Guided by John Glenn, aboard the Coastal Sentry, Cooper ran smoothly through his pre-retrofire checklist, steadying Faith 7 with the hand controller and lining up a horizontal mark on his window with Earth’s horizon; this brought the spacecraft’s nose down to the desired 34-degree angle. Next, he lined up a vertical mark with pre­determined stars to gain the correct yaw angle. Glenn counted him down to retrofire and Cooper hit the button on time, receiving no light signals, because of his electrical system problems, but he confirmed that he could feel the three small engines igniting. Re-entry was uneventful, with Cooper damping out unwanted motions and manually deploying his drogue and main parachutes. The spacecraft broke through mildly overcast skies and splashed into the Pacific, some 130 km south-east of Midway Island, only 6.4 km from the recovery ship Kearsarge. Floundering briefly, Faith 7 quickly righted itself and Cooper requested permission, as an Air Force officer, to be allowed aboard a naval carrier.
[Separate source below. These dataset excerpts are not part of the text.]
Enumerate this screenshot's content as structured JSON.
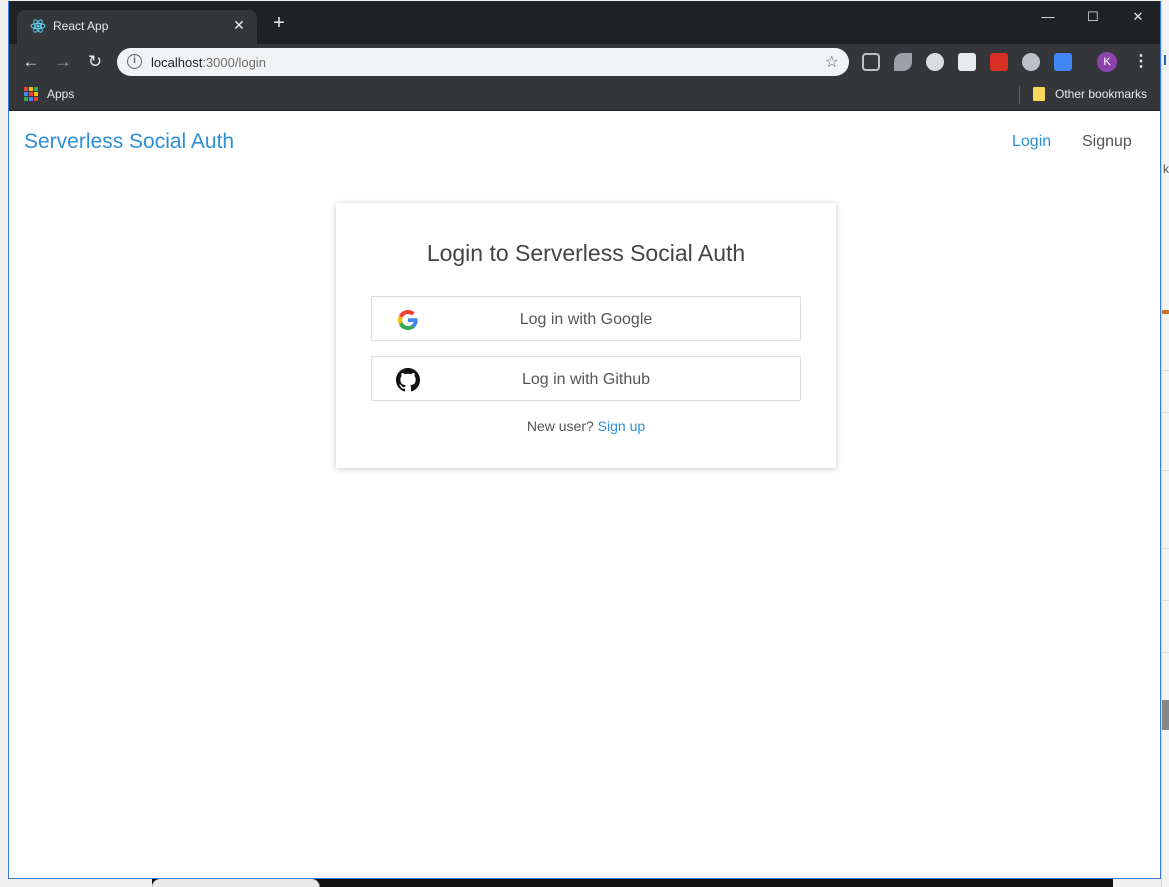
{
  "browser": {
    "tab_title": "React App",
    "tab_close_icon": "close-icon",
    "new_tab_icon": "plus-icon",
    "url_host": "localhost",
    "url_rest": ":3000/login",
    "profile_initial": "K",
    "bookmarks": {
      "apps_label": "Apps",
      "other_label": "Other bookmarks"
    }
  },
  "navbar": {
    "brand": "Serverless Social Auth",
    "login": "Login",
    "signup": "Signup"
  },
  "login_card": {
    "title": "Login to Serverless Social Auth",
    "google_label": "Log in with Google",
    "github_label": "Log in with Github",
    "new_user_text": "New user?",
    "signup_link": "Sign up"
  },
  "colors": {
    "accent": "#2d8fd6",
    "browser_dark": "#202124",
    "toolbar": "#35363a"
  }
}
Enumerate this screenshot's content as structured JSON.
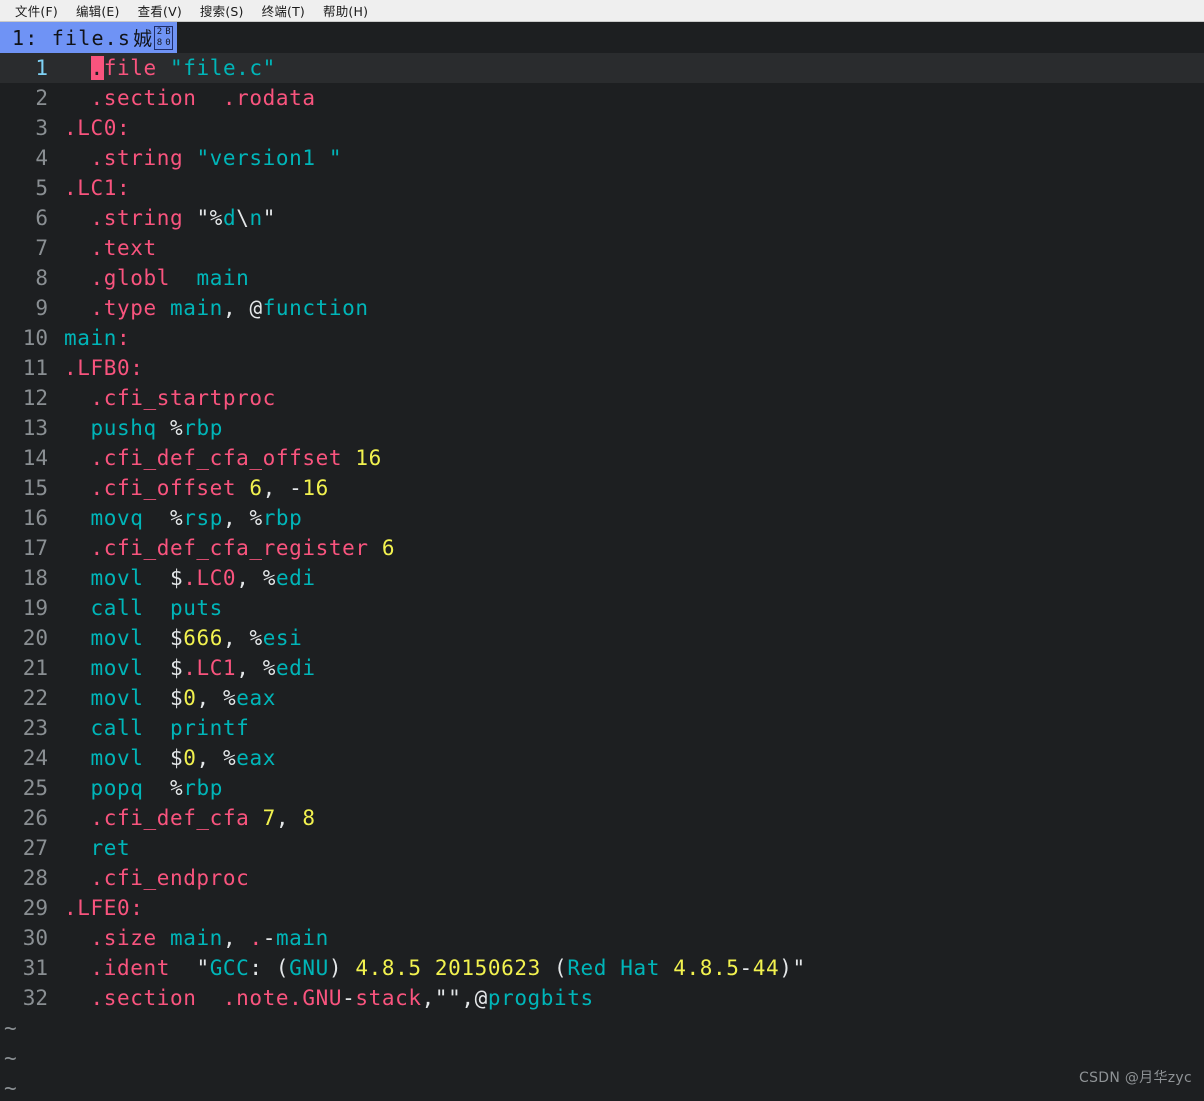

Forty minutes later, permission having been granted, the hatch was blown and America’s sixth astronaut set foot on the deck of the Kearsarge. His mission had lasted 34 hours, 19 minutes and 49 seconds – nowhere close to the four days chalked – up by Andrian Nikolayev a year earlier, but a significant leap as NASA prepared for its ambitious series of long-duration Gemini flights. Even more significantly, Cooper had returned to Earth as all the astronauts had wanted: as a pilot in full control. It also offered a jab at the test pilot community, some of whom had ridiculed Project Mercury as little more than ‘a man in a can’ or, even more deridingly, as ‘spam in a can’. Walt Williams, who only days earlier had tried to have Cooper removed from the flight, now warmly shook the astronaut’s hand. ‘‘Gordo,’’ he told him, ‘‘you were the right guy for the mission!’’

The future seemed bright. Ahead, in a year’s time, lay Gemini. . . and then the Moon.